Omstreeks 1990 werd die werkgroep omgebouwd tot een nieuwe ‘Vakgroep Filosofie, Ethiek en Geschiedenis van de Geneeskunde’ binnen de medische faculteit van de EUR. Voor die gelegenheid hadden we een feestelijke bijeenkomst georganiseerd die, naar goed gebruik, werd besloten door alle aanwezigen een glas met iets speciaals aan te bieden. Het plaatje bij dit stukje toont dit glas met daarop het logo oftewel het echte plaatje dat Kees de Vries destijds voor onze werkgroep getekend had.

logo Kees de VriesDat plaatje verdient enig commentaar. Het is, zoals velen meteen zullen zien, geïnspireerd door een van de vele vroeg-moderne anatomische afbeeldingen van het menselijk lichaam die in alle boeken over de geschiedenis van de geneeskunde voorkomen. Het origineel van dit plaatje komt uit De humani corporis fabrica libri septem (= Zeven boeken over de bouw van het menselijk lichaam) van Vesalius, Bazel in 1543. Wat Kees de Vries ervan gemaakt heeft, documenteert, net als het labyrint in het Eureka-nummer van De Ster twee weken geleden, het sublieme talent van deze kunstenaar / grafisch ontwerper om filosofische noties en begrippen weer te geven in beelden.

Filosofie van de geneeskunde is voor velen meteen medische ethiek, en deze voorstelling van zaken is enerzijds, bezien in het perspectief van de actualiteit in hoge mate onjuist, slaat anderzijds, bezien ‘in de spiegel van de eeuwigheid’ (sub specie aeternitatis, zoals Spinoza het heeft uitgedrukt), de spijker op z’n kop. Bezien in het perspectief van het eerste beeld uit de geschiedenis van de mens, het paradijsverhaal, is filosofie in essentie niets anders dan de belofte die de slang aan Eva deed. ‘Als je de verboden vruchten van de boom der kennis eet, zullen jij en Adam en al jullie nakomelingen gelijk de goden worden, kennende goed en kwaad.’

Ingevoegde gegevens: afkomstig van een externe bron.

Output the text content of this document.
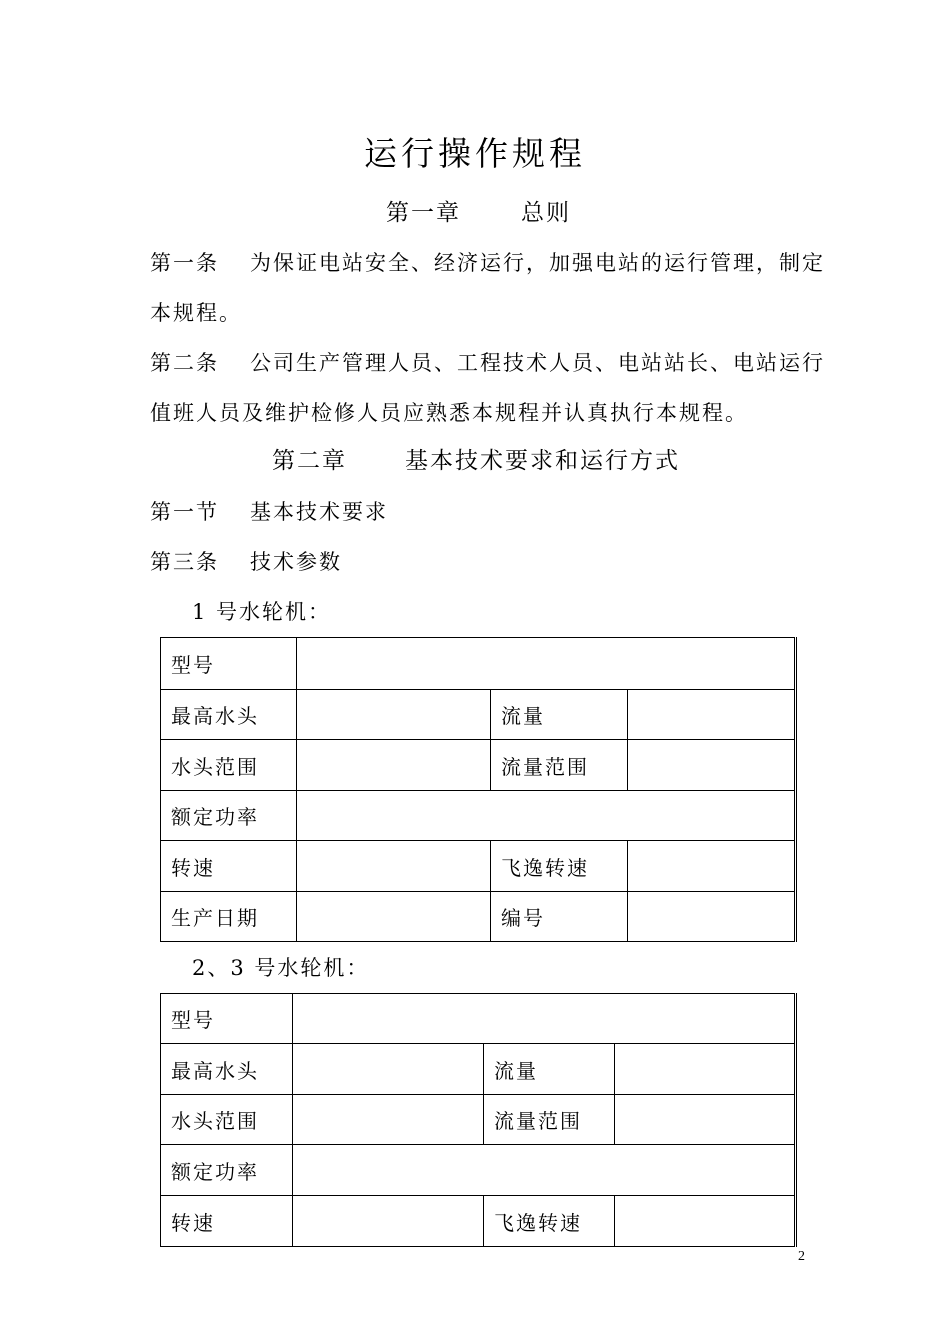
运行操作规程
第一章	总则
第一条 为保证电站安全、经济运行，加强电站的运行管理，制定
本规程。
第二条 公司生产管理人员、工程技术人员、电站站长、电站运行
值班人员及维护检修人员应熟悉本规程并认真执行本规程。
第二章	基本技术要求和运行方式
第一节 基本技术要求
第三条 技术参数
1 号水轮机：
型号			
最高水头		流量	
水头范围		流量范围	
额定功率			
转速		飞逸转速	
生产日期		编号	
2、3 号水轮机：
型号			
最高水头		流量	
水头范围		流量范围	
额定功率			
转速		飞逸转速	
2
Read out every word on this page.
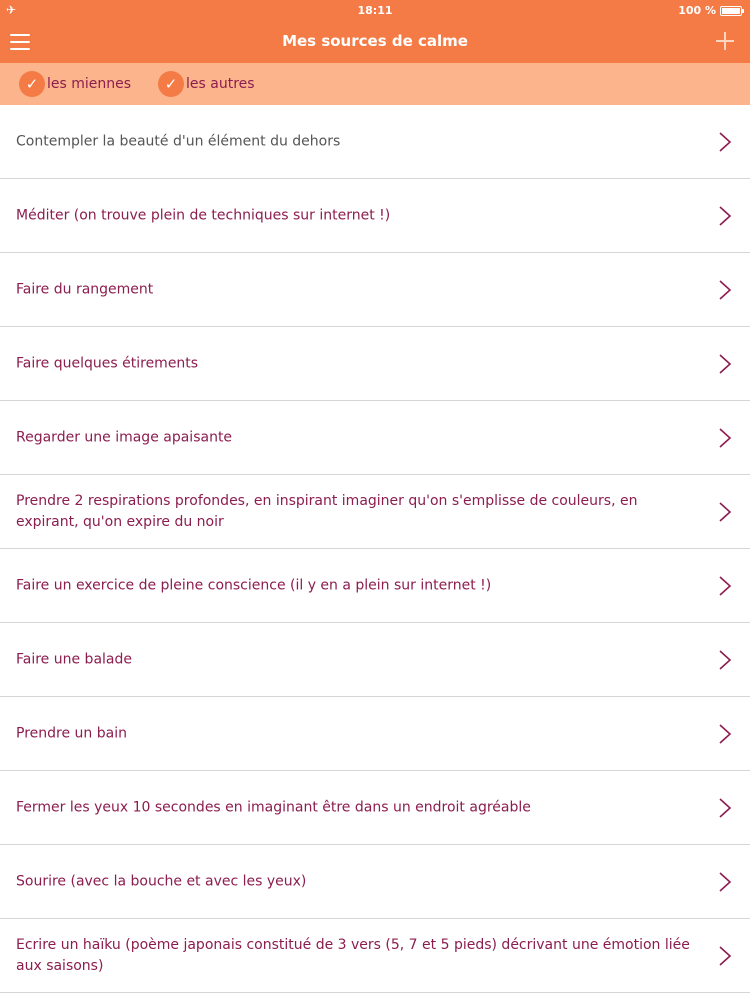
✈	18:11	100 %
Mes sources de calme
✓ les miennes	✓ les autres
Contempler la beauté d'un élément du dehors
Méditer (on trouve plein de techniques sur internet !)
Faire du rangement
Faire quelques étirements
Regarder une image apaisante
Prendre 2 respirations profondes, en inspirant imaginer qu'on s'emplisse de couleurs, en expirant, qu'on expire du noir
Faire un exercice de pleine conscience (il y en a plein sur internet !)
Faire une balade
Prendre un bain
Fermer les yeux 10 secondes en imaginant être dans un endroit agréable
Sourire (avec la bouche et avec les yeux)
Ecrire un haïku (poème japonais constitué de 3 vers (5, 7 et 5 pieds) décrivant une émotion liée aux saisons)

Zo gezegd zo gedaan, en sindsdien worstelt de mens vanaf zijn eerste hap eten [‘eerst komt het eten, pas daarna komt de filosofie’ varieer ik op Bertold Brecht (1924), Erst kommt das Fressen, dann kommt die Moral] tot en met de kleinste beweging in de kleinste vezel van zijn lichaam met goed en kwaad en meent hij telkens opnieuw dat hij alles weet, althans als hij goed zijn best doet, kan weten.

Door die onophoudelijke worsteling met de goden, met zijn medemens (m/v) en met zichzelf raakt hij naar lichaam, ziel en geest telkens opnieuw op drift, daardoor verschuift telkens van alles in de ‘fabrica’ van het ‘corpus humanum’, en dàt heeft Kees de Vries met een geniaal filosofisch kunstenaarsoog in ons logo in een statisch beeld uitgedrukt. Mij inspireert deze conclusie om te blijven zoeken naar zijn whereabouts opdat ik hem de credits kan geven die hij verdient.